Some examples of incidents that should be reported by calling 911:

  • Medical emergencies
  • In progress verbal or physical fights
  • Sexual assaults
  • Burglaries and robberies in progress, or that just occurred.
  • Domestic violence or child abuse in progress, or that just occurred.
  • Vehicle accidents with injuries
  • Driving under the influence of alcohol, drugs, or medications.
  • Suspicious circumstances that could pose a threat to people or property.
  • Fires or explosions

To provide you with the best of service and care, there are a few things to expect when calling 911. It is important to try and remain calm while the Dispatcher asks a series of important questions to best ascertain what is happening. The Dispatcher understands that you have an emergency and that you need help, but you need to provide the answers so you receive the appropriate assistance, and to assure the safety of everybody responding. An important thing to remember is that while you are on the phone with one Dispatcher, their partner is sending help your way.
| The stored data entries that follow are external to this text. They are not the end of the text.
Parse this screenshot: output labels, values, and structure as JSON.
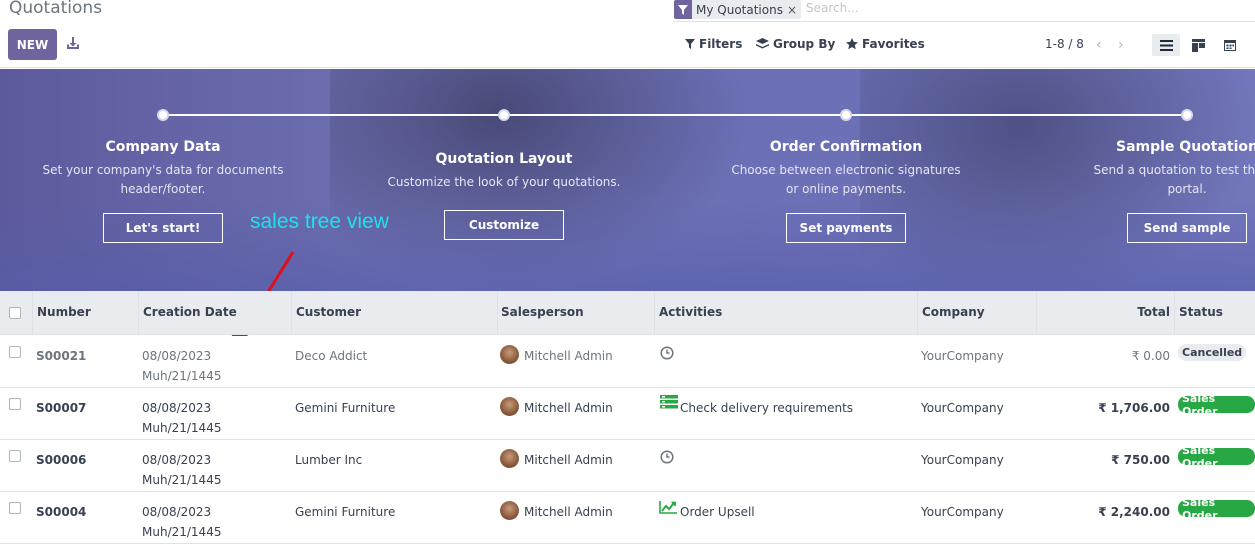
{
  "header": {
    "title": "Quotations",
    "new_label": "NEW",
    "search_facet": "My Quotations",
    "search_facet_close": "×",
    "search_placeholder": "Search...",
    "filters_label": "Filters",
    "groupby_label": "Group By",
    "favorites_label": "Favorites",
    "pager": "1-8 / 8",
    "pager_prev": "‹",
    "pager_next": "›"
  },
  "banner": {
    "steps": [
      {
        "title": "Company Data",
        "desc1": "Set your company's data for documents",
        "desc2": "header/footer.",
        "button": "Let's start!"
      },
      {
        "title": "Quotation Layout",
        "desc1": "Customize the look of your quotations.",
        "desc2": "",
        "button": "Customize"
      },
      {
        "title": "Order Confirmation",
        "desc1": "Choose between electronic signatures",
        "desc2": "or online payments.",
        "button": "Set payments"
      },
      {
        "title": "Sample Quotation",
        "desc1": "Send a quotation to test the cu",
        "desc2": "portal.",
        "button": "Send sample"
      }
    ],
    "annotation": "sales tree view"
  },
  "table": {
    "columns": [
      "Number",
      "Creation Date",
      "Customer",
      "Salesperson",
      "Activities",
      "Company",
      "Total",
      "Status"
    ],
    "rows": [
      {
        "number": "S00021",
        "date": "08/08/2023",
        "hijri": "Muh/21/1445",
        "customer": "Deco Addict",
        "salesperson": "Mitchell Admin",
        "activity": "",
        "activity_icon": "clock-icon",
        "company": "YourCompany",
        "total": "₹ 0.00",
        "status": "Cancelled",
        "muted": true
      },
      {
        "number": "S00007",
        "date": "08/08/2023",
        "hijri": "Muh/21/1445",
        "customer": "Gemini Furniture",
        "salesperson": "Mitchell Admin",
        "activity": "Check delivery requirements",
        "activity_icon": "list-icon",
        "company": "YourCompany",
        "total": "₹ 1,706.00",
        "status": "Sales Order",
        "muted": false
      },
      {
        "number": "S00006",
        "date": "08/08/2023",
        "hijri": "Muh/21/1445",
        "customer": "Lumber Inc",
        "salesperson": "Mitchell Admin",
        "activity": "",
        "activity_icon": "clock-icon",
        "company": "YourCompany",
        "total": "₹ 750.00",
        "status": "Sales Order",
        "muted": false
      },
      {
        "number": "S00004",
        "date": "08/08/2023",
        "hijri": "Muh/21/1445",
        "customer": "Gemini Furniture",
        "salesperson": "Mitchell Admin",
        "activity": "Order Upsell",
        "activity_icon": "trend-up-icon",
        "company": "YourCompany",
        "total": "₹ 2,240.00",
        "status": "Sales Order",
        "muted": false
      }
    ]
  },
  "colors": {
    "brand": "#71639e",
    "success": "#28a745",
    "annotation": "#1fe0ef",
    "arrow": "#e0101a"
  }
}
Help will be on the way before you hang up the phone.

Who do I call?

Every day calls are made to the Sheriff's Office to report incidents that should be reported to other agencies, simply because the caller does not know who to call.

Here are some FAQ's to help avoid these incidents:

Who do I call to report:

  • Reckless Driver
  • Speeding Vehicle
  • Non-Injury Vehicle Accident

Contact the California Highway Patrol (CHP) at (209) 943-8600.

Who do I call to report:

  • Barking Dogs
  • Injured or Neglected Animals
  • Stray Animals

Contact Animal Services at (209) 754-6509. 

Who do I call to find out if it is a burn day?

  • Call Burn Day Information at (209) 754-6600 or (209) 785-7664.

The Sheriff’s Department does not have anything to do with determining burn day status.